Por Vanessa Patrocínio (*)

De uma forma pouco surpreendente, e muito alinhada com a decisão da sua congénere espanhola, a Comissão Nacional de Proteção de Dados (CNPD) decidiu, em 25 de março, suspender durante 90 dias o tratamento de dados realizado pela Worldcoin no contexto do World ID (que se destina a funcionar como um passaporte digital comprovativo da condição de ser humano, baseado num código alfanumérico único que corresponde aos dados biométricos recolhidos – íris, olhos e contorno do rosto), por considerar existir informação insuficiente sobre o tratamento, recolha não autorizada de dados de menores e impossibilidade de exercício de alguns dos direitos de proteção de dados, podendo pôr irreversivelmente em causa os direitos das pessoas especialmente vulneráveis, em particular menores e pessoas em situação económica difícil.

Pese embora a autoridade portuguesa, nessa decisão, tenha feito alusão, aqui e ali, à entrega de moeda virtual como forma de pagamento pela recolha de dados, a mesma não se debruça – quiçá, pela natureza preliminar e cautelar da decisão –, sobre a questão da liberdade do consentimento quando está em causa um valor monetário. Seria interessante que o fizesse na decisão final, até porque a ligação entre consentimento e pagamento está na ordem do dia no contexto da AdTech (modelo de consentimento “pay-or-okay” ou “consent-or-pay”), ainda que com contornos diferentes, mas que redundam na mesma questão: quando existe um valor monetário em jogo, pode-se falar de liberdade do consentimento?

A questão não será, sem dúvida, de resposta fácil: se, por um lado, tem sido aceite pelas autoridades de controlo e pelo Comité Europeu de Proteção de Dados que é possível existir algum incentivo ao consentimento (por exemplo, através da entrega de vales de desconto), por outro, a fronteira entre o que é um incentivo aceite e o que é um incitamento não permitido é ténue, subjetiva e de difícil concretização. Naturalmente esta questão torna-se muito mais premente quando estejam em causa pessoas em situação de debilidade económica, por ser nestas situações que, maioritariamente, o valor monetário poderá consubstanciar uma verdadeira condicionante à liberdade de escolha que deve estar subjacente a um consentimento válido à luz do RGPD.

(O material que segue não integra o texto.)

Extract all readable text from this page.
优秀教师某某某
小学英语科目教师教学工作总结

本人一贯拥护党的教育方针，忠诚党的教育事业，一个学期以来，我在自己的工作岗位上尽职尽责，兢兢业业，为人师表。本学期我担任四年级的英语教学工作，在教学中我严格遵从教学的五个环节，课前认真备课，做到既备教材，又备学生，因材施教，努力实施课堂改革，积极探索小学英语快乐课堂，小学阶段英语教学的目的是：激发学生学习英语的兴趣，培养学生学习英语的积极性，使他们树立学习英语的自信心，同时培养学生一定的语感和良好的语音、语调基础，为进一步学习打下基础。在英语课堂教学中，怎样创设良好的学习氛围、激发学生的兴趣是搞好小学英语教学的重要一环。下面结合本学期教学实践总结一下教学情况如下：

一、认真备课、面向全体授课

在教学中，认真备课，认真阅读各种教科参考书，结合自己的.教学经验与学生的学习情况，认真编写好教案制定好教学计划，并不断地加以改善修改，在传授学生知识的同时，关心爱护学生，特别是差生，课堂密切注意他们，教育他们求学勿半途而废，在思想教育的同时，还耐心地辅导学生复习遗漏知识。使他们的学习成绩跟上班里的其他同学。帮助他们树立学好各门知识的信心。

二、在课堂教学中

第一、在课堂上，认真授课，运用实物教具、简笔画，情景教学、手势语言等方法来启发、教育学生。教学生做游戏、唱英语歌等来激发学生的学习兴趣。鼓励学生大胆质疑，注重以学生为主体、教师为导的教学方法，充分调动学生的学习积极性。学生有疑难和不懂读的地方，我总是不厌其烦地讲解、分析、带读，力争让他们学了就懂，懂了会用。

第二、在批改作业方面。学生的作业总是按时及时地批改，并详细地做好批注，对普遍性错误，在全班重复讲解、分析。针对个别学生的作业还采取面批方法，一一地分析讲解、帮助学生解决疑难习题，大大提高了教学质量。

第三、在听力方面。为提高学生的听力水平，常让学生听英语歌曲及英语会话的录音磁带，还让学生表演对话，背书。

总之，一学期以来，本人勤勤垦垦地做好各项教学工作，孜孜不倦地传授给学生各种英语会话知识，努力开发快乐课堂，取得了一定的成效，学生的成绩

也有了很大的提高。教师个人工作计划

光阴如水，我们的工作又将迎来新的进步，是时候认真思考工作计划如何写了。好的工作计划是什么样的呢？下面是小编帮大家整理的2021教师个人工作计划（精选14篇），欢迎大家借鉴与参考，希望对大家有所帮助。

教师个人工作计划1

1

Não obstante, qualquer que seja o critério adotado, o mesmo terá de poder aplicar-se a qualquer titular dos dados independentemente da sua situação económica e terá de permitir o equilíbrio entre a proteção da privacidade e o direito e liberdade individual de disposição dos próprios dados pessoais, o que se afigura um exercício complexo e que, no limite, poderá não só levar a que a autoridade de controlo extravase as suas competências ao limitar os direitos e liberdades para além do permitido por lei, mas também poderá transformar a autoridade de controlo num regulador de preços de consentimento, com consequências menos positivas, quer para os titulares dos dados, quer para a própria liberdade de iniciativa económica privada.

Aguarda-se, assim, com expectativa, que a CNPD aproveite o processo da Worldcoin para dar um passo em frente na discussão desta questão, contribuindo para uma maior clareza na definição de um tema que, por ora, suscita mais dúvidas do que certezas.